The energy density of the fuel isn't an apples-to-apples comparison. The chemical energy stored in gas is much harder to use. ICE cars typically get around 20-40% efficiency. Electric motors typically get 80-90%.

In some sense, they do that by moving the losses to before the battery/tank; so this isn't as big of a gain in terms of total energy usage. However, in terms of the effective capacity of the energy storage device, we don't really care about losses in refilling it.

Do we know it doesn't cheat?

We know the range estimates used to (?) be gamed[1], I don't see why this part wouldn't be, too.
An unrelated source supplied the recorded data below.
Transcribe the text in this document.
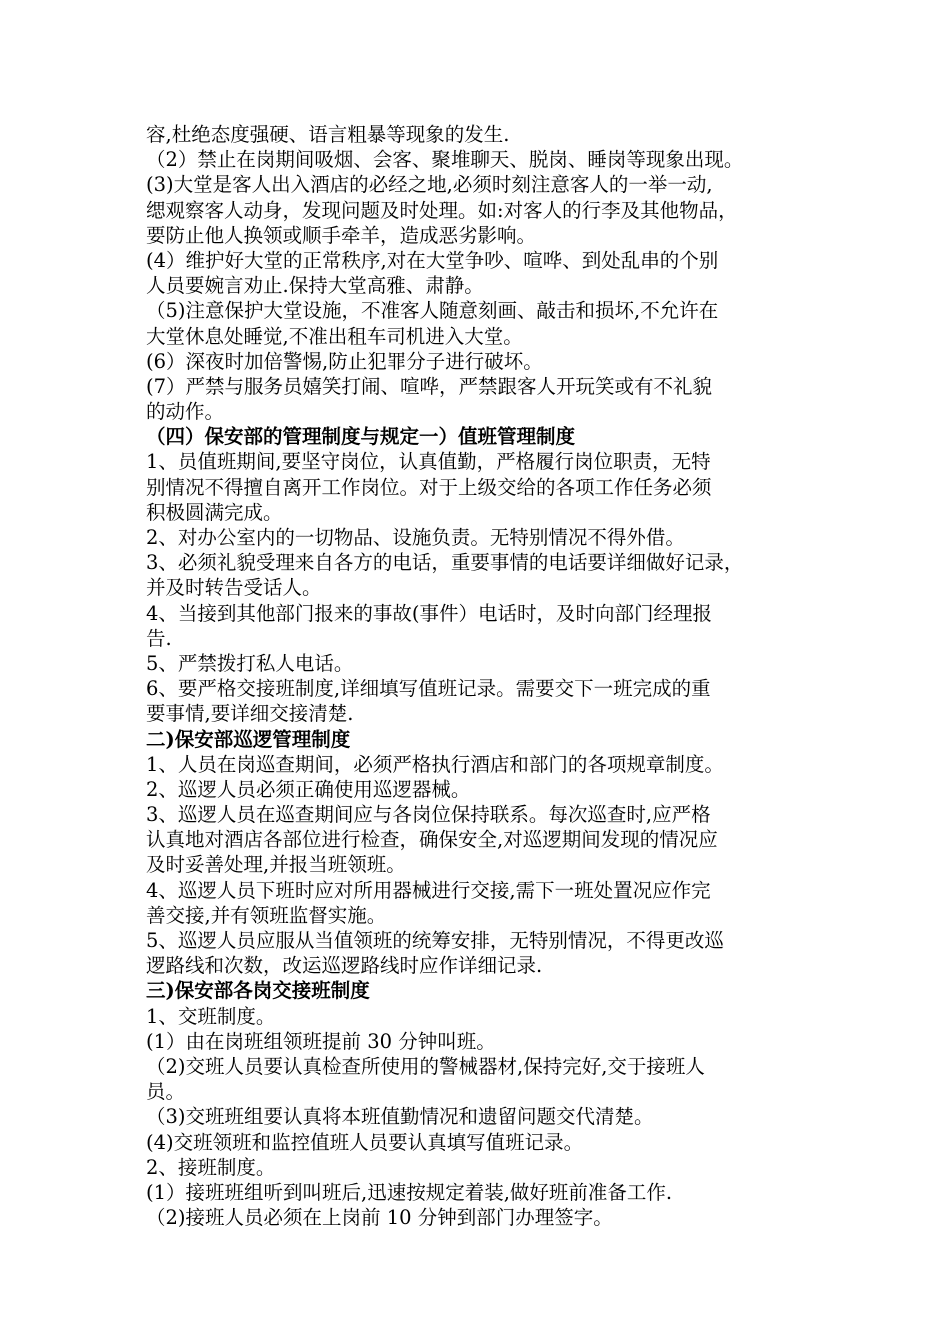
容,杜绝态度强硬、语言粗暴等现象的发生.
（2）禁止在岗期间吸烟、会客、聚堆聊天、脱岗、睡岗等现象出现。
(3)大堂是客人出入酒店的必经之地,必须时刻注意客人的一举一动,
缌观察客人动身，发现问题及时处理。如:对客人的行李及其他物品，
要防止他人换领或顺手牵羊，造成恶劣影响。
(4）维护好大堂的正常秩序,对在大堂争吵、喧哗、到处乱串的个别
人员要婉言劝止.保持大堂高雅、肃静。
（5)注意保护大堂设施，不准客人随意刻画、敲击和损坏,不允许在
大堂休息处睡觉,不准出租车司机进入大堂。
(6）深夜时加倍警惕,防止犯罪分子进行破坏。
(7）严禁与服务员嬉笑打闹、喧哗，严禁跟客人开玩笑或有不礼貌
的动作。
（四）保安部的管理制度与规定一）值班管理制度
1、员值班期间,要坚守岗位，认真值勤，严格履行岗位职责，无特
别情况不得擅自离开工作岗位。对于上级交给的各项工作任务必须
积极圆满完成。
2、对办公室内的一切物品、设施负责。无特别情况不得外借。
3、必须礼貌受理来自各方的电话，重要事情的电话要详细做好记录，
并及时转告受话人。
4、当接到其他部门报来的事故(事件）电话时，及时向部门经理报
告.
5、严禁拨打私人电话。
6、要严格交接班制度,详细填写值班记录。需要交下一班完成的重
要事情,要详细交接清楚.
二)保安部巡逻管理制度
1、人员在岗巡查期间，必须严格执行酒店和部门的各项规章制度。
2、巡逻人员必须正确使用巡逻器械。
3、巡逻人员在巡查期间应与各岗位保持联系。每次巡查时,应严格
认真地对酒店各部位进行检查，确保安全,对巡逻期间发现的情况应
及时妥善处理,并报当班领班。
4、巡逻人员下班时应对所用器械进行交接,需下一班处置况应作完
善交接,并有领班监督实施。
5、巡逻人员应服从当值领班的统筹安排，无特别情况，不得更改巡
逻路线和次数，改运巡逻路线时应作详细记录.
三)保安部各岗交接班制度
1、交班制度。
(1）由在岗班组领班提前 30 分钟叫班。
（2)交班人员要认真检查所使用的警械器材,保持完好,交于接班人
员。
（3)交班班组要认真将本班值勤情况和遗留问题交代清楚。
(4)交班领班和监控值班人员要认真填写值班记录。
2、接班制度。
(1）接班班组听到叫班后,迅速按规定着装,做好班前准备工作.
（2)接班人员必须在上岗前 10 分钟到部门办理签字。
[1] https://www.reuters.com/investigates/special-report/tesla-ba...

If I say I want to go to X destination the car says I will arrive with Y battery percent left.
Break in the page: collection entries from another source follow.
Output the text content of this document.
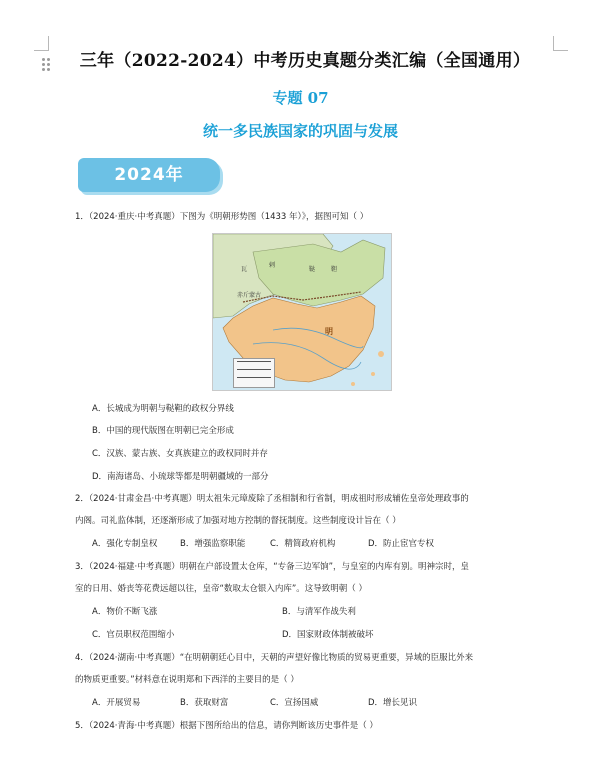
三年（2022-2024）中考历史真题分类汇编（全国通用）
专题 07
统一多民族国家的巩固与发展
2024年
1．（2024·重庆·中考真题）下图为《明朝形势图（1433 年）》，据图可知（ ）
瓦
剌
鞑	靼
赤斤蒙古
明
A．长城成为明朝与鞑靼的政权分界线
B．中国的现代版图在明朝已完全形成
C．汉族、蒙古族、女真族建立的政权同时并存
D．南海诸岛、小琉球等都是明朝疆域的一部分
2．（2024·甘肃金昌·中考真题）明太祖朱元璋废除了丞相制和行省制，明成祖时形成辅佐皇帝处理政事的
内阁。司礼监体制，还逐渐形成了加强对地方控制的督抚制度。这些制度设计旨在（ ）
A．强化专制皇权	B．增强监察职能	C．精简政府机构	D．防止宦官专权
3．（2024·福建·中考真题）明朝在户部设置太仓库，“专备三边军饷”，与皇室的内库有别。明神宗时，皇
室的日用、婚丧等花费远超以往，皇帝“数取太仓银入内库”。这导致明朝（ ）
A．物价不断飞涨	B．与清军作战失利
C．官员职权范围缩小	D．国家财政体制被破坏
4．（2024·湖南·中考真题）“在明朝朝廷心目中，天朝的声望好像比物质的贸易更重要，异域的臣服比外来
的物质更重要。”材料意在说明郑和下西洋的主要目的是（ ）
A．开展贸易	B．获取财富	C．宣扬国威	D．增长见识
5．（2024·青海·中考真题）根据下图所给出的信息，请你判断该历史事件是（ ）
This is accurate to me within about 5% of the battery, even driving at fast highways speeds and in cold weather.

If it was "cheating" I think I'd notice an issue when the car said I had 5% left but the real battery charge was empty.

It would hurt the brand to cheat the sat-nav based range, it would mean the car wouldn’t make it to a charger when it said it would. You’d have a lot of unhappy customers.

Think of the sat-nav range as closed-loop and the other testing based ranges as open-loop.

Claim: "The nav calculated estimations tend to be very accurate"

> Do we know it doesn't cheat?

Then the nav won't be accurate then would it? Also: https://www.linkedin.com/in/gregory-pannone-3a414610/

> I believe a typical EV has to make do with the equivalent of just 2-3 gallons of gasoline in energy on a full battery charge.

The 57.5 kWh battery in the base Model 3 has the same energy content as just ~1.18 US gallons (4.46 liters) of pure gasoline. Electric motors are a lot more efficient than combustion engines, though.

It's much more like the range on a small private plane. It might be rated for 500 miles on a tank, but that involves so many factors that you have to take into account, because there aren't gas stations in the sky.

Once you learn how to take the factors into account, you get a "feel" for what you can and cannot do.